How Time-Based Ads Can Help Media Agencies
Media buying is a thankless job. Success rides on whether creative can hold an audience’s attention and the performance of a client’s sales organization - hurdles that are exacerbated by an increasingly fragmented supply chain. In the end, it’s nearly impossible to measure the value created by a media buyer.
When a consumer can’t easily quantify the value of a good, pricing expectations trend toward production costs. I believe that this, rather than a lack of trust or a desire for transparency, is what drives the agency pricing model towards cost-plus, also known as disclosed.
Think about buying a Ferrari or going to a sporting event; both are products that deliver quantifiable value and are priced as such. Imagine asking a seller to share data around how much either cost to make. Doesn’t “transparency” seem a little silly in this context?
Cost-plus models for service businesses, especially procurement, distort incentives and discourage innovation. A move to a value-based pricing model, or non-disclosed in our vernacular, is key to the survival of the media agency and fostering innovation, which I believe, will benefit the entire ecosystem.
At the center of the existing cost-plus pricing model is the impression, the metric by which most digital brand advertising is bought today. The impression has been a whipping boy of sorts recently. It’s entirely justified; the impression contains absolutely zero information about how much attention is paid to it, and until recently it was commonly accepted that a certain percentage of impressions would never even have an opportunity to be seen. Worst of all, the impression actually motivates publishers to put more ads on a page, thereby decreasing each ad’s share of voice.
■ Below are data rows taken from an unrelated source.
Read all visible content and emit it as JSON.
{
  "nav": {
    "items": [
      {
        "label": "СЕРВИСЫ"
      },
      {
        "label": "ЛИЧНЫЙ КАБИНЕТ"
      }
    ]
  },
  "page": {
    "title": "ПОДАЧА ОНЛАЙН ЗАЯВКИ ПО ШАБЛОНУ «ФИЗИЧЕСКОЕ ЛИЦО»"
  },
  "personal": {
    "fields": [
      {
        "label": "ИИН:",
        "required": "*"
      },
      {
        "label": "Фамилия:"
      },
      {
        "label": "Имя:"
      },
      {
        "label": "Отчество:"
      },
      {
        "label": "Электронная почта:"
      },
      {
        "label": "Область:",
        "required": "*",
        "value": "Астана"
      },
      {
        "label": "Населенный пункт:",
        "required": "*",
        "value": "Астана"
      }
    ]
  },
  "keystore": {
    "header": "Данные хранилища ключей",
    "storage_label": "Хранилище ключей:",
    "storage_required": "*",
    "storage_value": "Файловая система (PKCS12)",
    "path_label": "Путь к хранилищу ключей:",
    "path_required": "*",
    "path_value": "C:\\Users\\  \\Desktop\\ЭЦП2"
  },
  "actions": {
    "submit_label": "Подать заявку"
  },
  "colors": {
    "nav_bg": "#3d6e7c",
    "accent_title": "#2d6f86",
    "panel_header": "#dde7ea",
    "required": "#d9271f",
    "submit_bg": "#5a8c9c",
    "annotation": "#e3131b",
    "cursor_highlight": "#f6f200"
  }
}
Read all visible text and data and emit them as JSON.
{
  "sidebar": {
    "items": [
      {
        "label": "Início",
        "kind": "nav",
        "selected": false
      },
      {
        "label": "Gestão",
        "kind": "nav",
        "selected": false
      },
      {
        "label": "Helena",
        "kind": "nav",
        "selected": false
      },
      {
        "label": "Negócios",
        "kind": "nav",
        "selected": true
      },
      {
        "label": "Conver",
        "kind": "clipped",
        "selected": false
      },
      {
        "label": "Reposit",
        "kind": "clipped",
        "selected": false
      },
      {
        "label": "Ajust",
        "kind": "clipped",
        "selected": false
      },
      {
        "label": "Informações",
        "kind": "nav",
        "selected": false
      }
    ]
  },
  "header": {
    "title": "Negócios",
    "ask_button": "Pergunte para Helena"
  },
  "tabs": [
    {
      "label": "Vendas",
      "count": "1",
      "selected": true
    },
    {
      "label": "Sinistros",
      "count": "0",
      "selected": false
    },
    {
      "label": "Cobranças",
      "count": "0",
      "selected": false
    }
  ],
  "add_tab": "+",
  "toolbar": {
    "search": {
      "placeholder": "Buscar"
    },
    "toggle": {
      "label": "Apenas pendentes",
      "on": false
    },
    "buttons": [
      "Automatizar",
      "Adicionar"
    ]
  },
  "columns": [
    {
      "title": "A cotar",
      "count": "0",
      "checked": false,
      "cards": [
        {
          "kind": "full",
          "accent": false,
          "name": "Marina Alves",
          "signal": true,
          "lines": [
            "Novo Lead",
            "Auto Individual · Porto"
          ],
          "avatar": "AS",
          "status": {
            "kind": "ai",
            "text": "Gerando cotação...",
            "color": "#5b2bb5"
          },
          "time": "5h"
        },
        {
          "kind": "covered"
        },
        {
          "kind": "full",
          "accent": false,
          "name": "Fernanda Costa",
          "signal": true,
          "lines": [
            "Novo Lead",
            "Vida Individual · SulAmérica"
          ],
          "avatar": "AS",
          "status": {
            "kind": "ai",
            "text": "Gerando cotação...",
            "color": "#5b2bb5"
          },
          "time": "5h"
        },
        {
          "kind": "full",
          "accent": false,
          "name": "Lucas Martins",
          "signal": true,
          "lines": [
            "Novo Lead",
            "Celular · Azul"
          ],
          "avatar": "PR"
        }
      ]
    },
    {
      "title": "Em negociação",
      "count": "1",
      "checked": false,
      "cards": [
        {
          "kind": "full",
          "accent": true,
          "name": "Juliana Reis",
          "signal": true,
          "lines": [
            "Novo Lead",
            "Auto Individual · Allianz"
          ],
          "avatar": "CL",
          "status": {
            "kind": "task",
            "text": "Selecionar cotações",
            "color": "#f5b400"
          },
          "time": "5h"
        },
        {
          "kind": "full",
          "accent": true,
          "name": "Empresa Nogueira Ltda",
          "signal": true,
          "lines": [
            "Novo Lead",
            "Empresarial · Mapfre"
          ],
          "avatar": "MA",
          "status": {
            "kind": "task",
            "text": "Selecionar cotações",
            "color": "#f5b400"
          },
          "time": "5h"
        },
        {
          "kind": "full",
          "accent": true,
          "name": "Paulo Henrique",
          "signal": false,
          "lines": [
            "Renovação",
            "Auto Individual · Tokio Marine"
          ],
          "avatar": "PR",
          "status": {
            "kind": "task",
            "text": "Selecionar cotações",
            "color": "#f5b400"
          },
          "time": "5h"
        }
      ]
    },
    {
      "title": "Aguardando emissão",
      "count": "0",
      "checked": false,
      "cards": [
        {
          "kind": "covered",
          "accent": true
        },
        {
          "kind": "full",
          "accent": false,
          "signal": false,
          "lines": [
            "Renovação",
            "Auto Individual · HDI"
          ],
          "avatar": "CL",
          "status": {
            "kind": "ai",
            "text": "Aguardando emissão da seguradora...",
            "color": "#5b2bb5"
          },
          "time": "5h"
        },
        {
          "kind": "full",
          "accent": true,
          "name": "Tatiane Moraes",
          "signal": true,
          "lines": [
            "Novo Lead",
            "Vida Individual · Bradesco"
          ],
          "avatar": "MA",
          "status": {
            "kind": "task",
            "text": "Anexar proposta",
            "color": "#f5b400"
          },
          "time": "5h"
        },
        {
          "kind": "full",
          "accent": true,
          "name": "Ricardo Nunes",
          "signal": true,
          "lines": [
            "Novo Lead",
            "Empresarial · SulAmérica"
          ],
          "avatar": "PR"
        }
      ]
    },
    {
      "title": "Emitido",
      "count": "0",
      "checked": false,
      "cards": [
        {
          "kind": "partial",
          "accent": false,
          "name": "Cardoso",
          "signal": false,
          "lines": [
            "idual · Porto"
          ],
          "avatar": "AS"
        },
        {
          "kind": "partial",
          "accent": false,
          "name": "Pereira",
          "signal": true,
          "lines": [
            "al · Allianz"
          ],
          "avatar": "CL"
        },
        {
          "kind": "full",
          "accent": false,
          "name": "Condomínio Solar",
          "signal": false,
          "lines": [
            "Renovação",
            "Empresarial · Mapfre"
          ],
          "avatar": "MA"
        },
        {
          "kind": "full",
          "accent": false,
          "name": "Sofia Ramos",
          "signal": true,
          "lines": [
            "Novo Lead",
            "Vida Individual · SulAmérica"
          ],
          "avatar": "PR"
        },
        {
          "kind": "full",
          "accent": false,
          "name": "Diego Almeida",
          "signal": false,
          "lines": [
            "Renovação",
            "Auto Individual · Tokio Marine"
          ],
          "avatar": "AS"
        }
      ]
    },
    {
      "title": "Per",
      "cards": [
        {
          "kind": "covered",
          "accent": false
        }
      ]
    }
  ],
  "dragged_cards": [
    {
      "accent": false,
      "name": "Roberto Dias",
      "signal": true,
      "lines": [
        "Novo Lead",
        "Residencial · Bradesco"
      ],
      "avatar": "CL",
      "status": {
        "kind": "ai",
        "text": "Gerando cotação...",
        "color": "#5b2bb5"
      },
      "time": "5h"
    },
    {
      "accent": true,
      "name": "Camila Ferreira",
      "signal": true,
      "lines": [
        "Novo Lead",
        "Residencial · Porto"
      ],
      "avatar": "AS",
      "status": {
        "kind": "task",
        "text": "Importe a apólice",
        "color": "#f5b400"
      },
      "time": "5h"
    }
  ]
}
The easiest way to move toward a value-based model is to package product in a way that represents its value. At Parsec we’re proponents of time-based advertising, in large part because the amount of time that someone chooses to spend with an ad is an amazing measure of the value captured by an advertiser.
By switching to pricing on a time metric, instead of impressions, agencies can sell a product that contains a quantifiable amount of attention. This will help them price media on the value of attention to advertisers, instead of their costs.
Only then, will the benefits of the massive investments in technology and data be realized, as agencies who more effectively source attention for their clients will be able to increase margins.